Our survey for direct lenders has different questions than the survey for aggregators, but each includes more than 60 data points. NerdWallet independently confirms product details and, when necessary, follows up with company representatives. At least two writers and an editor verify the facts for every lender review to ensure data are accurate.

To receive a star rating, a provider must respond to NerdWallet’s annual auto loans survey. Star ratings are then assessed from poor (one star) to excellent (five stars).

For more details about the categories considered and our processes, read our full methodology for rating direct lenders and our full methodology for rating aggregators.

To recap our selections...

NerdWallet's Top Auto Loan Refinancing Lenders

Frequently asked questions

  • Most auto loans carry no prepayment penalty, so you most likely won't have any fees associated with ending your original loan. Some lenders do have application fees, so ask your auto refinancing lender about that. Also, some states require you to re-register the vehicle, so you could have registration or title transfer fees. Ask your local DMV about the requirements and costs in your state.

  • When you finance a car, whether you're buying or refinancing, the vehicle is collateral for the loan. Some lenders want a loan to be fully secured and won't provide a loan for more than 100% of the car's value. This is called the “loan-to-value” ratio or LTV. Other lenders make loans for more than 100% LTV, but usually only if the borrower has good credit. If you can refinance your upside-down car loan, it may be a way to get right-side up faster.

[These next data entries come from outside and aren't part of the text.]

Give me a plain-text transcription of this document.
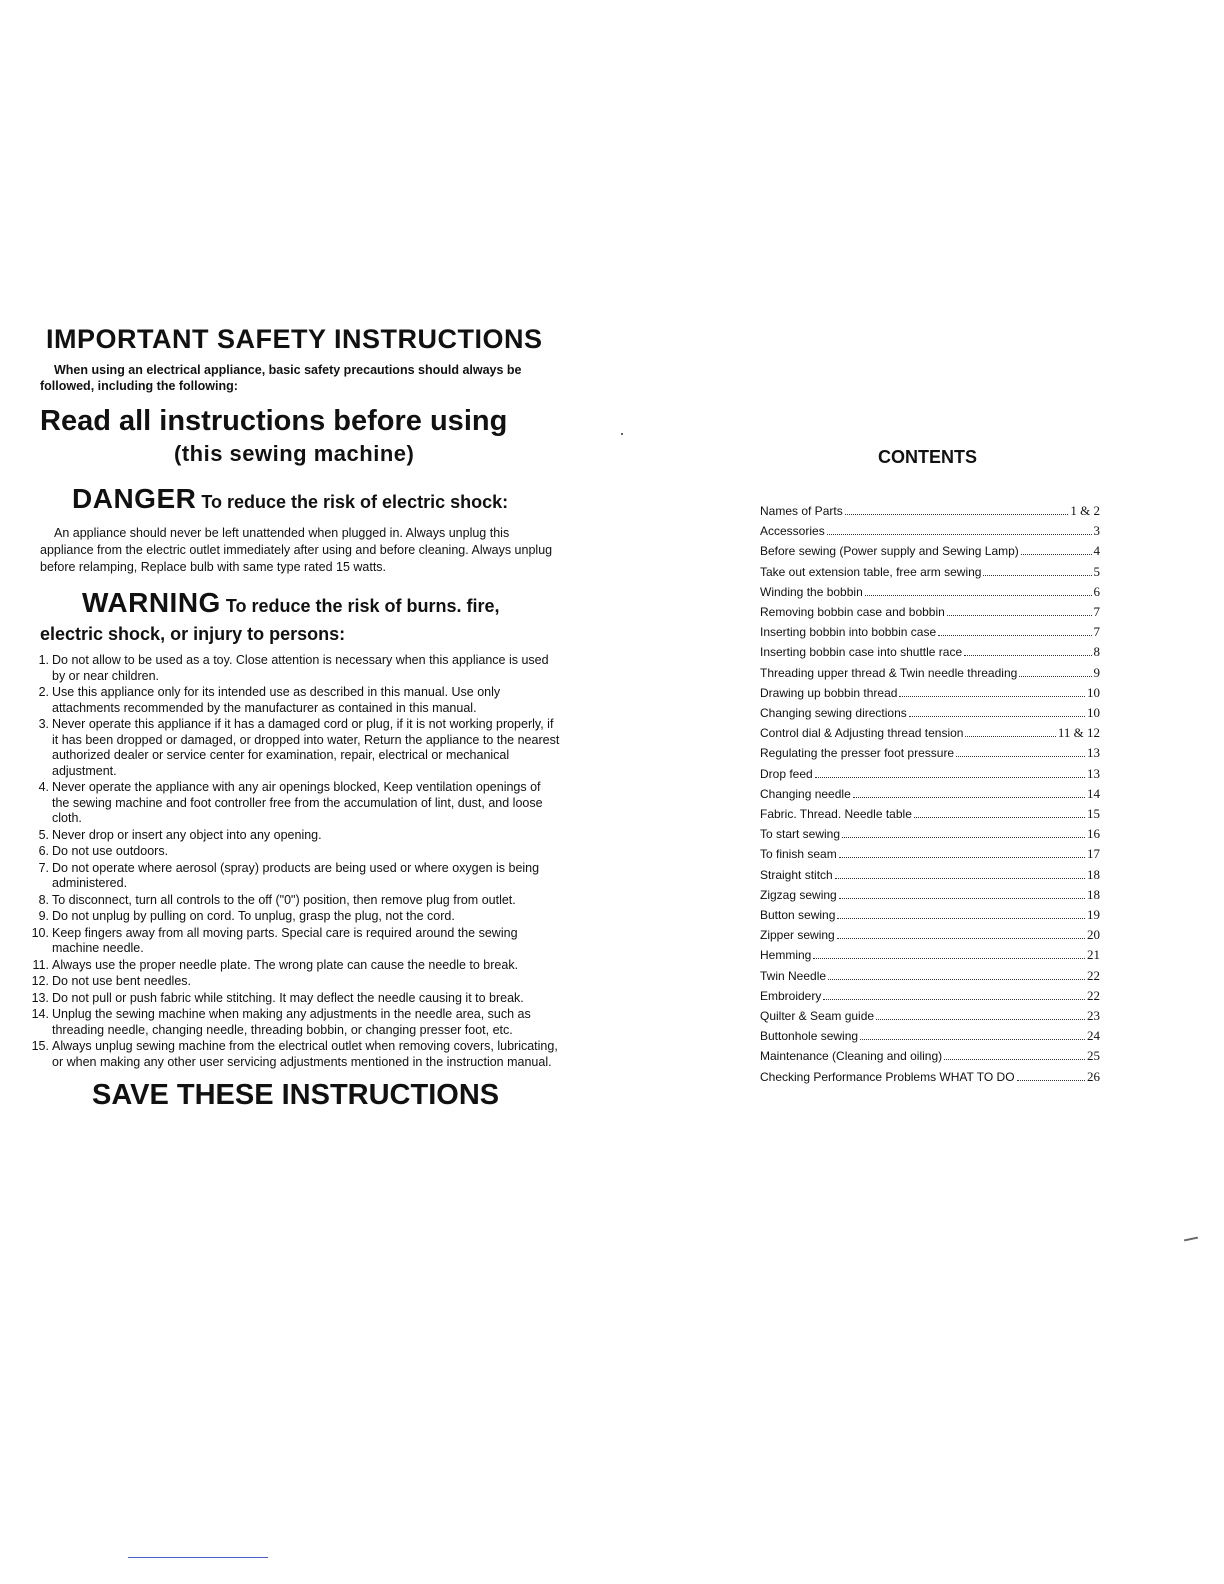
IMPORTANT SAFETY INSTRUCTIONS

When using an electrical appliance, basic safety precautions should always be followed, including the following:

Read all instructions before using

(this sewing machine)

DANGER To reduce the risk of electric shock:

An appliance should never be left unattended when plugged in. Always unplug this appliance from the electric outlet immediately after using and before cleaning. Always unplug before relamping, Replace bulb with same type rated 15 watts.

WARNING To reduce the risk of burns. fire,

electric shock, or injury to persons:

1. Do not allow to be used as a toy. Close attention is necessary when this appliance is used by or near children.
2. Use this appliance only for its intended use as described in this manual. Use only attachments recommended by the manufacturer as contained in this manual.
3. Never operate this appliance if it has a damaged cord or plug, if it is not working properly, if it has been dropped or damaged, or dropped into water, Return the appliance to the nearest authorized dealer or service center for examination, repair, electrical or mechanical adjustment.
4. Never operate the appliance with any air openings blocked, Keep ventilation openings of the sewing machine and foot controller free from the accumulation of lint, dust, and loose cloth.
5. Never drop or insert any object into any opening.
6. Do not use outdoors.
7. Do not operate where aerosol (spray) products are being used or where oxygen is being administered.
8. To disconnect, turn all controls to the off ("0") position, then remove plug from outlet.
9. Do not unplug by pulling on cord. To unplug, grasp the plug, not the cord.
10. Keep fingers away from all moving parts. Special care is required around the sewing machine needle.
11. Always use the proper needle plate. The wrong plate can cause the needle to break.
12. Do not use bent needles.
13. Do not pull or push fabric while stitching. It may deflect the needle causing it to break.
14. Unplug the sewing machine when making any adjustments in the needle area, such as threading needle, changing needle, threading bobbin, or changing presser foot, etc.
15. Always unplug sewing machine from the electrical outlet when removing covers, lubricating, or when making any other user servicing adjustments mentioned in the instruction manual.

SAVE THESE INSTRUCTIONS

CONTENTS
Names of Parts	1 & 2
Accessories	3
Before sewing (Power supply and Sewing Lamp)	4
Take out extension table, free arm sewing	5
Winding the bobbin	6
Removing bobbin case and bobbin	7
Inserting bobbin into bobbin case	7
Inserting bobbin case into shuttle race	8
Threading upper thread & Twin needle threading	9
Drawing up bobbin thread	10
Changing sewing directions	10
Control dial & Adjusting thread tension	11 & 12
Regulating the presser foot pressure	13
Drop feed	13
Changing needle	14
Fabric. Thread. Needle table	15
To start sewing	16
To finish seam	17
Straight stitch	18
Zigzag sewing	18
Button sewing	19
Zipper sewing	20
Hemming	21
Twin Needle	22
Embroidery	22
Quilter & Seam guide	23
Buttonhole sewing	24
Maintenance (Cleaning and oiling)	25
Checking Performance Problems WHAT TO DO	26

  • The process of refinancing a car loan is simple and straightforward. You apply for an auto refinance loan just as you would any other type of auto loan. Many lenders have online applications for auto loan refinancing, and some promise a loan decision in minutes.

    If you have poor credit, you may have more difficulty finding a lender willing to refinance your car loan. Also, some lenders require that you pay on an auto loan for several months before they will refinance it.

  • Most lenders will not refinance their own loans, so in most cases you will need to refinance your car with a different lender. There are some exceptions though. For example, Bank of America says it will refinance existing auto loans, so you should ask your current lender about its refinancing policies.